I definitely appreciate the research Catherine went through in writing this book. She has filled the book with numerous quotes from the Bible through Greek and Roman times, up through today. She does provide some tried-and-true suggestions that I have seen in my other books on the topic. A conversation should involve drawing the other person out, not talking away yourself. You should avoid moaning, boasting and providing too much personal information. Speak slowly and use silence to emphasize points. Tell short stories rather than long ones - people can always ask for more details. Think about synchronizing your speech gently with the person you're talking with (matching their speed, style) - that helps people get comfortable with you.

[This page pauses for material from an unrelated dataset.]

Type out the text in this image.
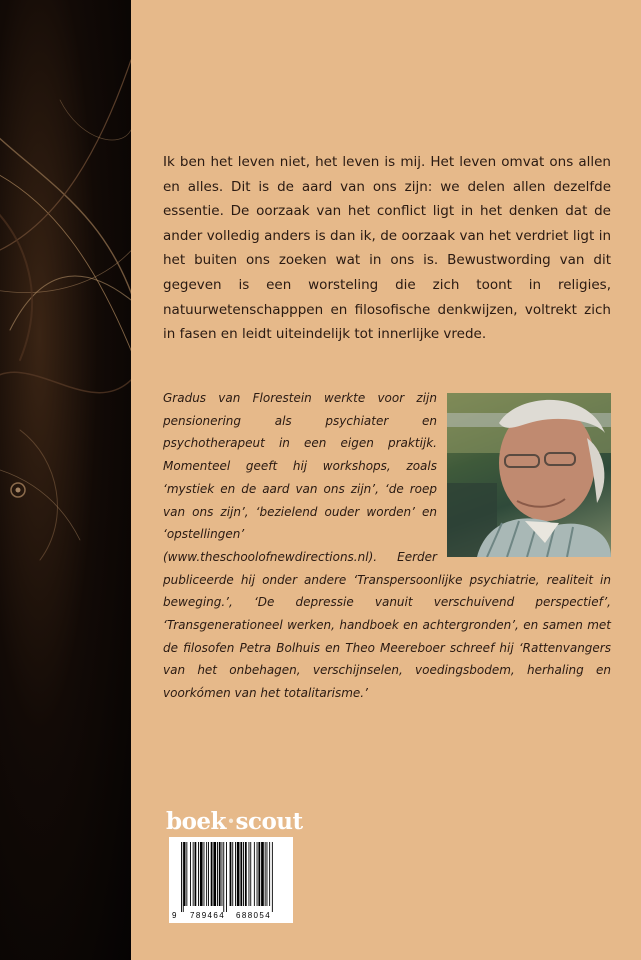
Ik ben het leven niet, het leven is mij. Het leven omvat ons allen en alles. Dit is de aard van ons zijn: we delen allen dezelfde essentie. De oorzaak van het conflict ligt in het denken dat de ander volledig anders is dan ik, de oorzaak van het verdriet ligt in het buiten ons zoeken wat in ons is. Bewustwording van dit gegeven is een worsteling die zich toont in religies, natuurwetenschapppen en filosofische denkwijzen, voltrekt zich in fasen en leidt uiteindelijk tot innerlijke vrede.

Gradus van Florestein werkte voor zijn pensionering als psychiater en psychotherapeut in een eigen praktijk. Momenteel geeft hij workshops, zoals ‘mystiek en de aard van ons zijn’, ‘de roep van ons zijn’, ‘bezielend ouder worden’ en ‘opstellingen’ (www.theschoolofnewdirections.nl). Eerder publiceerde hij onder andere ‘Transpersoonlijke psychiatrie, realiteit in beweging.’, ‘De depressie vanuit verschuivend perspectief’, ‘Transgenerationeel werken, handboek en achtergronden’, en samen met de filosofen Petra Bolhuis en Theo Meereboer schreef hij ‘Rattenvangers van het onbehagen, verschijnselen, voedingsbodem, herhaling en voorkómen van het totalitarisme.’
boek·scout
9 789464 688054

But those things being said, there were just too many jarring notes in here for me to read the book easily and enjoy it. She actively recommends lying, indicating that "white lies" and other types of lies are quite normal. She has an entire section on how to insult people. One of her "bad people to avoid" examples is the person who wants to advance your cause and offers to be helpful. This is bad ... why? You should look down on offers of help as being self-serving? Aren't there tons of books out there trying to encourage busy people (and busy women in particular) to learn how to *accept* help?

There are many other books on the topic of networking and conversation. I'm afraid I'd have to recommend one of those instead of this one. Then again if you're a British technology hater who enjoys snarky gossip, this book might be right up your alley! There is definitely an audience for every book. I'm just not the audience for this one, and I wouldn't pass this along to any of the members of my networking groups.